Em sede de Mandado de Segurança, a SBDI-2 do TST também já se pronunciou em algumas oportunidades, igualmente favoráveis aos trabalhadores prejudicados. Nos autos 100876-81.2018.5.01.0000, julgado em 21/09/2021, o Relator o Ministro Luiz José Dezena da Silva, ressaltou que desde o CPC de 2015, “não mais se consignou o caráter absoluto da impenhorabilidade do salário, vencimentos ou proventos de aposentadoria, dentre outras formas de remuneração, bem como se autorizou uma exceção mais ampla à aludida impenhorabilidade”.

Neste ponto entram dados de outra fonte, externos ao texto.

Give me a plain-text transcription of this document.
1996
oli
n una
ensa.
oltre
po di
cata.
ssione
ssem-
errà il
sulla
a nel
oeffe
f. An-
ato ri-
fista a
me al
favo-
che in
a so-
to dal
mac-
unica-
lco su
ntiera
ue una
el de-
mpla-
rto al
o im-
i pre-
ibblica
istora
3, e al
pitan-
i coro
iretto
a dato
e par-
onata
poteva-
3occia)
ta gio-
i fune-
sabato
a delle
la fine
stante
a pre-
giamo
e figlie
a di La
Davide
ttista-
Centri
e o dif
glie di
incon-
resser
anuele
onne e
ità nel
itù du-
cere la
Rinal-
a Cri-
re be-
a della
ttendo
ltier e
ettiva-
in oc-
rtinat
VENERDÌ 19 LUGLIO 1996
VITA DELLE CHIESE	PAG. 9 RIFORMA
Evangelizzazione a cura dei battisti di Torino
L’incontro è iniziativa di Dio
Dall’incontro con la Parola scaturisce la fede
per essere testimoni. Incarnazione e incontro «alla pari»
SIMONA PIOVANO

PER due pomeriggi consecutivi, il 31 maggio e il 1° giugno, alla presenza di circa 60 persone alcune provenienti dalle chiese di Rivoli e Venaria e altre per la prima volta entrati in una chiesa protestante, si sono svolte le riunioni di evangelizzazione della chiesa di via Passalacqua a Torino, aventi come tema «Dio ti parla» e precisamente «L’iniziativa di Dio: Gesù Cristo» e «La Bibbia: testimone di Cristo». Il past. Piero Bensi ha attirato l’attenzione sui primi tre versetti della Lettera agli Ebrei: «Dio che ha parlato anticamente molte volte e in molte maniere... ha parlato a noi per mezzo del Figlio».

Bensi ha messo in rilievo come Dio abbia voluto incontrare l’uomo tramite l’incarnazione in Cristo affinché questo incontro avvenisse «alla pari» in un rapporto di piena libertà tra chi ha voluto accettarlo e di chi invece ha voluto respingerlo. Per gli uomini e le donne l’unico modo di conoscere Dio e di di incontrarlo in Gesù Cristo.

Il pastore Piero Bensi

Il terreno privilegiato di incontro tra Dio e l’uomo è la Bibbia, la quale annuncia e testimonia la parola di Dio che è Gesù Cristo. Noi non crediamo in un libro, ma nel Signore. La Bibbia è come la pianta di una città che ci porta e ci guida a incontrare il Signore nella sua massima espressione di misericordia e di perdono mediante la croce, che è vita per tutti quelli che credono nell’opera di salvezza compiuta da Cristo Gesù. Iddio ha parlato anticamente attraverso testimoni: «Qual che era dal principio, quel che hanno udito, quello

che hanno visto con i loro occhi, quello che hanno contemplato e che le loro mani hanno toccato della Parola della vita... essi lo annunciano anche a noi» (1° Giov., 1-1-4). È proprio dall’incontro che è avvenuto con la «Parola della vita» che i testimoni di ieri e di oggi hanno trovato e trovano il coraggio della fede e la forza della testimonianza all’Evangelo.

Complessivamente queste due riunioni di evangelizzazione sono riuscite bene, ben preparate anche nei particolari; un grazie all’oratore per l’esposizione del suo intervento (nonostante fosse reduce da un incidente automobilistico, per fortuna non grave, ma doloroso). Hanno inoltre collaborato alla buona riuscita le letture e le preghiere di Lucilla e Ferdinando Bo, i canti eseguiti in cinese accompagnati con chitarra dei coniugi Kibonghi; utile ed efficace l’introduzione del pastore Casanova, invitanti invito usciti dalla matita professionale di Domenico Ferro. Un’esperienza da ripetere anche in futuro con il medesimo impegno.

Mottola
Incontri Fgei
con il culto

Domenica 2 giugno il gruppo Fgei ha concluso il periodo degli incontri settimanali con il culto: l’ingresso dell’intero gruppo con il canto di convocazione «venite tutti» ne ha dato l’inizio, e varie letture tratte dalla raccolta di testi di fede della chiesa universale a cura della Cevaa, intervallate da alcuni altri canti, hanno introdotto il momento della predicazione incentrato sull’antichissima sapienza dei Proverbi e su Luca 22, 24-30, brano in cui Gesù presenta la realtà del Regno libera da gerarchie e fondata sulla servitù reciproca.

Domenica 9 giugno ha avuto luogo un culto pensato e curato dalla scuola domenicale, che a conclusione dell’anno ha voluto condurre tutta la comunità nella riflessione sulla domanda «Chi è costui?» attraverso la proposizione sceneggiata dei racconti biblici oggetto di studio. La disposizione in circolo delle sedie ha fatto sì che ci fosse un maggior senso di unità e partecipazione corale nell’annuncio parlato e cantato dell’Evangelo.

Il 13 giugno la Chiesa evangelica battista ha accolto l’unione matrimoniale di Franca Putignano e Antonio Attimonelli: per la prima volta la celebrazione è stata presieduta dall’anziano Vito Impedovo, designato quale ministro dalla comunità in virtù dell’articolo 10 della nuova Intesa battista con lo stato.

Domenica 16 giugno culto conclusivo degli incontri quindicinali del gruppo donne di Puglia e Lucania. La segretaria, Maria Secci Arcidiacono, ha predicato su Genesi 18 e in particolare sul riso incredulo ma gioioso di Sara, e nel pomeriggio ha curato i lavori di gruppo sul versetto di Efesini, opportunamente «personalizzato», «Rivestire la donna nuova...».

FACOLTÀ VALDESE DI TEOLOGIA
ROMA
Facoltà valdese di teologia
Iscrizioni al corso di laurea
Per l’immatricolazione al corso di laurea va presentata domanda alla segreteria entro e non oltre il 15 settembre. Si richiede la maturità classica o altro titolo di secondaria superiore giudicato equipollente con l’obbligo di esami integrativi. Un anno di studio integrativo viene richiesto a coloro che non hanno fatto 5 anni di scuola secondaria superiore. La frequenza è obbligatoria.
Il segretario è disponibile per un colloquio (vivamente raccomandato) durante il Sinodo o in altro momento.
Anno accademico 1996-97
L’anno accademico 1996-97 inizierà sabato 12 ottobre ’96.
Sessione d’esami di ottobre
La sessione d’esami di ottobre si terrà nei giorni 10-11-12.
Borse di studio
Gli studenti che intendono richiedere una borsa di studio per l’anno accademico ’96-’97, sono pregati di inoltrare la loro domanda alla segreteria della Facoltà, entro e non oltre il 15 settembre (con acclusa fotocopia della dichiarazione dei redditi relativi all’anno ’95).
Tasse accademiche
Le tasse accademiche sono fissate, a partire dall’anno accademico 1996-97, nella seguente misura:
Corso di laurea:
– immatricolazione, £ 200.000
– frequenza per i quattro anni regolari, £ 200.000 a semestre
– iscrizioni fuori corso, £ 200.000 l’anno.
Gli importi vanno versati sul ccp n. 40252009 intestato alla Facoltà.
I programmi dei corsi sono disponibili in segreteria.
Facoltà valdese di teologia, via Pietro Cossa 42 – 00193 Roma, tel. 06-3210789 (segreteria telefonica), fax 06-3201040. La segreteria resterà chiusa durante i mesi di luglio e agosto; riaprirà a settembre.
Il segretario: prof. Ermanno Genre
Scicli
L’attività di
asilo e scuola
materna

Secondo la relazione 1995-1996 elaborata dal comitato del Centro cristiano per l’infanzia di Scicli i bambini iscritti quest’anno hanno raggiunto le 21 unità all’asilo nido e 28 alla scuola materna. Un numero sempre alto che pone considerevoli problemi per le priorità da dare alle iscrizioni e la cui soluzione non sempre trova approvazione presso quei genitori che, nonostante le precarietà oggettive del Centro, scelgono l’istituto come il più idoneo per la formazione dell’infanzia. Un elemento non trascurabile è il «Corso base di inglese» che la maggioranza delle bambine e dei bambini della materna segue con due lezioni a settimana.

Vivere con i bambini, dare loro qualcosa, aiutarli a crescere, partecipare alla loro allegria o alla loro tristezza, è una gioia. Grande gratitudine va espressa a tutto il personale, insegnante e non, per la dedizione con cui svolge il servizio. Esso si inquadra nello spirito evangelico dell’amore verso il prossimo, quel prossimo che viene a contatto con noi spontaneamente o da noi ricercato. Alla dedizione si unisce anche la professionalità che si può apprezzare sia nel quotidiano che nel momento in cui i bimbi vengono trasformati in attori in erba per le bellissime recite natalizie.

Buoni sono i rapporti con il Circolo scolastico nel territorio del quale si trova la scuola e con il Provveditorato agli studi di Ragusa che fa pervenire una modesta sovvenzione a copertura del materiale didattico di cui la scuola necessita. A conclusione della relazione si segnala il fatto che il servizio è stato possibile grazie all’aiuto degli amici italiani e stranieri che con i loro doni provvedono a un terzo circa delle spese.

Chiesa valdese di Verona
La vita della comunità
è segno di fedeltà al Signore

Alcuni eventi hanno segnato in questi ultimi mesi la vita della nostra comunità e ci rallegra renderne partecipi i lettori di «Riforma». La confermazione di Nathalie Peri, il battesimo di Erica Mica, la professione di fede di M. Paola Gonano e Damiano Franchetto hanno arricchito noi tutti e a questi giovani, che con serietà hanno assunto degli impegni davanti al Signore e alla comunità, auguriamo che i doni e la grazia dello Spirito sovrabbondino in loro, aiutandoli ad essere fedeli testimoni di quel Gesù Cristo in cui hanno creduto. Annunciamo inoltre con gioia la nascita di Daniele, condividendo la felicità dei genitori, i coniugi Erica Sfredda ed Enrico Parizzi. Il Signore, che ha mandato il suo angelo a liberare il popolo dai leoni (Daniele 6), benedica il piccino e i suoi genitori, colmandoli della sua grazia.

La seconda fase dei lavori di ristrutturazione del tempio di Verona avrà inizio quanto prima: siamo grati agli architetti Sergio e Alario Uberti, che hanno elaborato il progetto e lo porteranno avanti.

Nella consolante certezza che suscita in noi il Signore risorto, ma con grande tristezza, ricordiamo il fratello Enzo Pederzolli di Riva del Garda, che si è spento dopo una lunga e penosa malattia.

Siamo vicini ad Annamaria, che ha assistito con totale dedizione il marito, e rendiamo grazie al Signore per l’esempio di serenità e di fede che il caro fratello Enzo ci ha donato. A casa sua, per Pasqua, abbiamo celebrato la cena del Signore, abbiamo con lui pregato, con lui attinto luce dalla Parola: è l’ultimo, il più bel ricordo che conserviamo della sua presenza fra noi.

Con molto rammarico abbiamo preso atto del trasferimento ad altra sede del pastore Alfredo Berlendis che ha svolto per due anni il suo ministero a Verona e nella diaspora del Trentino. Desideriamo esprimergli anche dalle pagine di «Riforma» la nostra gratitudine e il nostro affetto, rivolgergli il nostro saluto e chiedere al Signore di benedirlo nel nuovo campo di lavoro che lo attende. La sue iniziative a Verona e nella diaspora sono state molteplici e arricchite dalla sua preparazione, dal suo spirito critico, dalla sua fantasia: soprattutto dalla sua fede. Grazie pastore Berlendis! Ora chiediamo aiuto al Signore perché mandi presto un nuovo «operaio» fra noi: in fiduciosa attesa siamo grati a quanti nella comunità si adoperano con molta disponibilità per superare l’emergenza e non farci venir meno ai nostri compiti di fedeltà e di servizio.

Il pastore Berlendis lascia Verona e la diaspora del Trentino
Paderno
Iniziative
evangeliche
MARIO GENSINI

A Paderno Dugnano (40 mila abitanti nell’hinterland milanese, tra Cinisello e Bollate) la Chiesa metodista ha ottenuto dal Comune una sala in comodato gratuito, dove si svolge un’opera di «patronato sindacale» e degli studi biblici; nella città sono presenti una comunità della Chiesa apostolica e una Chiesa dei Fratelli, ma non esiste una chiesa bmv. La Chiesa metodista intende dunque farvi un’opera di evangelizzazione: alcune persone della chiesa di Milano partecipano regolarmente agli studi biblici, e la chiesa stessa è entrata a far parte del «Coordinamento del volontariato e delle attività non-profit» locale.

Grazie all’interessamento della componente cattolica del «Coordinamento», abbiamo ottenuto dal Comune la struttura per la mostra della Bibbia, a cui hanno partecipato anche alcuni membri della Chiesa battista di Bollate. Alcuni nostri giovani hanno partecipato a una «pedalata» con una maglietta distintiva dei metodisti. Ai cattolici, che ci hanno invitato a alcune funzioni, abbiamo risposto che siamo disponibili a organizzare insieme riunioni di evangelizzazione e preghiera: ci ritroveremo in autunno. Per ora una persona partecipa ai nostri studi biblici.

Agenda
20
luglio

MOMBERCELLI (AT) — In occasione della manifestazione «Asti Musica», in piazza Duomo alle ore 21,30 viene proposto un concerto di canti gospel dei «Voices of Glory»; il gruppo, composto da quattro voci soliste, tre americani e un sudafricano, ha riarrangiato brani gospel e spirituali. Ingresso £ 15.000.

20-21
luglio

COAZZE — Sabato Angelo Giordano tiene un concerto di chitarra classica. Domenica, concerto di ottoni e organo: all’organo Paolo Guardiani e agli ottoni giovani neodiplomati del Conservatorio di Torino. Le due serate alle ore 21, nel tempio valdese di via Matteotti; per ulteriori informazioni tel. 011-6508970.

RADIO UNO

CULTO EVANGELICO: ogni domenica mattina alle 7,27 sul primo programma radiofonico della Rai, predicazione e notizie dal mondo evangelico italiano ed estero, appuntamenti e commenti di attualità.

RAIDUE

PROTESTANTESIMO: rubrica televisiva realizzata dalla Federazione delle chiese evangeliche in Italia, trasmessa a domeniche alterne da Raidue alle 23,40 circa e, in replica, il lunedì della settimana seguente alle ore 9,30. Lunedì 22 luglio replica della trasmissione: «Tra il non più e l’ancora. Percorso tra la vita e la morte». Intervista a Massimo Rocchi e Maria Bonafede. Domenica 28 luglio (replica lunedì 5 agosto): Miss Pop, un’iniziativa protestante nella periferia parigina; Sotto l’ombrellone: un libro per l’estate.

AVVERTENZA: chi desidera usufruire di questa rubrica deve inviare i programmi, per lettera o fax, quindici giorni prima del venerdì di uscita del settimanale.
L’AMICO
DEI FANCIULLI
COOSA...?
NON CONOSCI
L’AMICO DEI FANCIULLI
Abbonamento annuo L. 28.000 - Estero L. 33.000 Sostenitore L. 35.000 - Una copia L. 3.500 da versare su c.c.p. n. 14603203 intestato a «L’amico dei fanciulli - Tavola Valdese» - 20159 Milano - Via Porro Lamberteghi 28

Registre-se ainda que o próprio TST alterou a OJ n.º 153 da SBDI-2, para deixar claro que as diretrizes que então restringiam as penhoras nos salários se limitam a vigência do revogado CPC de 1973, sinalizando a mitigação da hiper proteção até então conferida as verbas alimentares.

Embora pareça evidente, cumpre o registro a possibilidade de penhora de salários não deve atingir àqueles cuja remuneração não se mostra suficiente nem mesmo para o pagamento de despesas com o mínimo existencial. Longe do razoável, entretanto, que a penhora só possa recair sobre proventos que superem a ordem de mais de 50 salários-mínimos mensais.